Histone cleavage has been the topic of several recent reviews, and is a phenomenon that occurs in many cell types and species [88–90]. Although the causes and consequences of histone cleavage remain largely unclear, many potential biological functions have been hypothesized (reviewed in [88–90]). Importantly, H3 cleavage has been shown to influence the measurement of certain histone PTMs [91]. This is likely true for other histone proteins, which can also be clipped [88]. While some studies have screened samples for histone cleavage by Western blot before measuring affected PTMs [49, 52], the majority have not considered this phenomenon.

Importantly, arsenic may also increase expression of the canonical histones [92]. Therefore, histone PTM measures may be overestimated in tissues exposed to higher concentrations of arsenic, unless PTM measures are normalized to total expression levels of the respective histone protein.

Other considerations

Histone variants, which replace the canonical histone proteins, pose an additional challenge, as these variants often harbor distinct PTMs [93, 94]. The effects of arsenic on specific histone variants remain largely unknown. However, in multiple cell types, arsenic has been shown to induce γ-H2AX [95–97], a phosphorylated variant of H2A which is an established mark of double-strand breaks [94]. There is also evidence that arsenic induces aberrant polyadenylation of H3.1, leading to increased expression of this canonical histone and potential displacement of the H3.3 variant [92, 98]. Furthermore, a recent study demonstrated that mRNA and protein levels of 10 different H2B variants were altered in HeLa and BEAS-2B cells transformed by As^III (0.5 and 1 µm for 5 weeks) [99]. Interestingly, two of the H2B variants were highly downregulated (H2B1B and H2B10), while two were highly upregulated (H2B1C and H2B1K), compared with controls [99].

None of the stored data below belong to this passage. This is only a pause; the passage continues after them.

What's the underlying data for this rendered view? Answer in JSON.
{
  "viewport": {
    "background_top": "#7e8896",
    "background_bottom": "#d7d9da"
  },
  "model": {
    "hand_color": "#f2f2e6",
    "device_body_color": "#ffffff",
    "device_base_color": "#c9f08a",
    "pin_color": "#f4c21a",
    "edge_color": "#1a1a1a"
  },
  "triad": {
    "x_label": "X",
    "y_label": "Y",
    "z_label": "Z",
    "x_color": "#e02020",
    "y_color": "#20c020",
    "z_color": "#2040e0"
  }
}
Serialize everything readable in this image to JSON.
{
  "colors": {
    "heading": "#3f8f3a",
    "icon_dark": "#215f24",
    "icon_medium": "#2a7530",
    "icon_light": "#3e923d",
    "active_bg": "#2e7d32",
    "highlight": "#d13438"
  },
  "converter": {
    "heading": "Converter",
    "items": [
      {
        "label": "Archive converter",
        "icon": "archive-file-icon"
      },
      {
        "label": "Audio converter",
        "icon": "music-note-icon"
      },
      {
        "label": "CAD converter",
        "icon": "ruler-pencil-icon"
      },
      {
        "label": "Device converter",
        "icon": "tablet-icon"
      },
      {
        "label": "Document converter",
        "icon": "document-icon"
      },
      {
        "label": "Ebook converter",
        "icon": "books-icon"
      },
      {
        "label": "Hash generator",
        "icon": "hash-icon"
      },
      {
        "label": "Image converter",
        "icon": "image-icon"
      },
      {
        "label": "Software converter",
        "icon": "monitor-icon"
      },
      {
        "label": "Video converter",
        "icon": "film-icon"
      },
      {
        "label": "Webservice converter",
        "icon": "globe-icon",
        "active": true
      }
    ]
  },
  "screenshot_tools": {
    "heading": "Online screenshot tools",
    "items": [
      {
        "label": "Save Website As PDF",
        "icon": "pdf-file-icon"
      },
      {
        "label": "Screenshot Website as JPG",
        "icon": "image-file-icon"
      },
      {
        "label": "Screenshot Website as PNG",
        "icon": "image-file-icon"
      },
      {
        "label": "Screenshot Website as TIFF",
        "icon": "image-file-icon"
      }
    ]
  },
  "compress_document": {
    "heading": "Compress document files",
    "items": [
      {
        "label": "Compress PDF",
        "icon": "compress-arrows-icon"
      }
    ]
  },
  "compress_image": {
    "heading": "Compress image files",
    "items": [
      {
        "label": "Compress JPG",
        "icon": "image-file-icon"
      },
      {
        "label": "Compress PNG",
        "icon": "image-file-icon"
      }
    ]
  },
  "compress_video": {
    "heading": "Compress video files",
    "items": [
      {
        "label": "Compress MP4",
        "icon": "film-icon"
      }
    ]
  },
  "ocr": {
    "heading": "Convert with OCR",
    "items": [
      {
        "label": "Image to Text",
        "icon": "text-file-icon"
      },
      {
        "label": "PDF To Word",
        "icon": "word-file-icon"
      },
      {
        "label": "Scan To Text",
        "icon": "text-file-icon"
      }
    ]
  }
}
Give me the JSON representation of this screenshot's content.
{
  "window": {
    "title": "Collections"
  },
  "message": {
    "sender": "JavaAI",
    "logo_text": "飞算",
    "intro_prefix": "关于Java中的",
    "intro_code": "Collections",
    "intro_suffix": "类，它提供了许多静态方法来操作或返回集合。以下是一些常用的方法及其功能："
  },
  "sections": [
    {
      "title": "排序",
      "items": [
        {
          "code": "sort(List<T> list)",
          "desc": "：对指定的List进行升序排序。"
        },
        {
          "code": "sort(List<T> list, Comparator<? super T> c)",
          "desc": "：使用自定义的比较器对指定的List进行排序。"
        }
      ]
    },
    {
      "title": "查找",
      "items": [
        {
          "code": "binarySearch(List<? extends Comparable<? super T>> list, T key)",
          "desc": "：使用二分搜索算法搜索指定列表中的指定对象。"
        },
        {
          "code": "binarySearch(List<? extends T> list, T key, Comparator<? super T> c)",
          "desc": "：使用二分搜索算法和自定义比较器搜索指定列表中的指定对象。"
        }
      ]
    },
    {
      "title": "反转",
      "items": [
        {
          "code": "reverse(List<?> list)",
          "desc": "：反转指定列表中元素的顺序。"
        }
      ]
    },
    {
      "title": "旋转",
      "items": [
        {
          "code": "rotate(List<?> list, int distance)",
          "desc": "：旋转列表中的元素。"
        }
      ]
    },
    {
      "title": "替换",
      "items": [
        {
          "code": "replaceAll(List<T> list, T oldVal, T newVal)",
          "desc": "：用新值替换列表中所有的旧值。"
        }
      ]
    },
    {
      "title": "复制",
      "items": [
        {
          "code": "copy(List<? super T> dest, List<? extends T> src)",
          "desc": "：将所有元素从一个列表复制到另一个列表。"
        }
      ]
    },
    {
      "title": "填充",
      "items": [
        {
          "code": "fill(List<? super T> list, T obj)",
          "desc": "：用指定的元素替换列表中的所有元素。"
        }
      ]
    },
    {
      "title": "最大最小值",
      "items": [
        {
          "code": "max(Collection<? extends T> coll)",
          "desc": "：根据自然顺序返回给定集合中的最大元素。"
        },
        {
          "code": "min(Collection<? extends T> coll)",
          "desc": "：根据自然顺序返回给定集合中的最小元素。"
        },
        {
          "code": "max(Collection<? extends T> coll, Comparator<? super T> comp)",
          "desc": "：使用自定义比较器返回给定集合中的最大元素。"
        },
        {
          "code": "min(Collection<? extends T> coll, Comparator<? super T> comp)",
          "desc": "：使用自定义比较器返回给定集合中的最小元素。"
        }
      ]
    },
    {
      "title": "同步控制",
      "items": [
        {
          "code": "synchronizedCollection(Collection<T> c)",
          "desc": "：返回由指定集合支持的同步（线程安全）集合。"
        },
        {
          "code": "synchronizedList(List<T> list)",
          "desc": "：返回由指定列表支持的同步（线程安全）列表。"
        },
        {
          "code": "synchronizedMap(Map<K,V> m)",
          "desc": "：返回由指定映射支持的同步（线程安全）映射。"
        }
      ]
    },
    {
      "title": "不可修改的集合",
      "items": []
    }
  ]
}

Importantly, folate and other nutritional methyl donors may differentially influence particular histone PTMs [100–104], and nutritional status has been shown to modify the effects of arsenic on DNA methylation [82, 105, 106]. Therefore, differences in the nutritional composition of cell culture media and mouse chow, as well as inter-individual differences in nutritional status, may also contribute to inconsistencies across studies.

Conclusions

Numerous studies have observed that arsenic alters global levels of histone PTMs, which are dysregulated in cancers and other outcomes. For example, there is sufficient evidence that As^III increases global levels of H3S10ph, a mark that is important for chromosome segregation. There is also substantial evidence that arsenic causes a global reduction in H4K16ac, which is a hallmark of many human cancers. However, the findings for other PTMs have been inconsistent or sparsely studied. Inconsistencies are likely due in part to the complexity of the relationship between arsenic and PTMs, which may vary based on the type, dose, and duration of exposure; the particular tissue examined; differences by sex; and the importance of exposure timing, but may also be due to potential sources of measurement error, including enzymatic cleavage of histone proteins and arsenic-induced alterations in histone expression. Moving forward, these factors will need to be considered to better understand and reduce some of the discrepancies between studies. Since histone PTMs are reversible and are promising targets of epigenetic therapeutics, a more complete characterization of the effects of arsenic on PTMs, and the factors which modify these relationships, may improve the ability to design interventions which reduce disease burden in arsenic-exposed populations. Future studies which examine the downstream implications of arsenic-induced alterations in histone PTMs, including changes in other epigenetic modifications and gene expression, and their potential effects on clinical outcomes, will also be critical for a better overall understanding of the mechanisms underlying arsenic-induced health outcomes.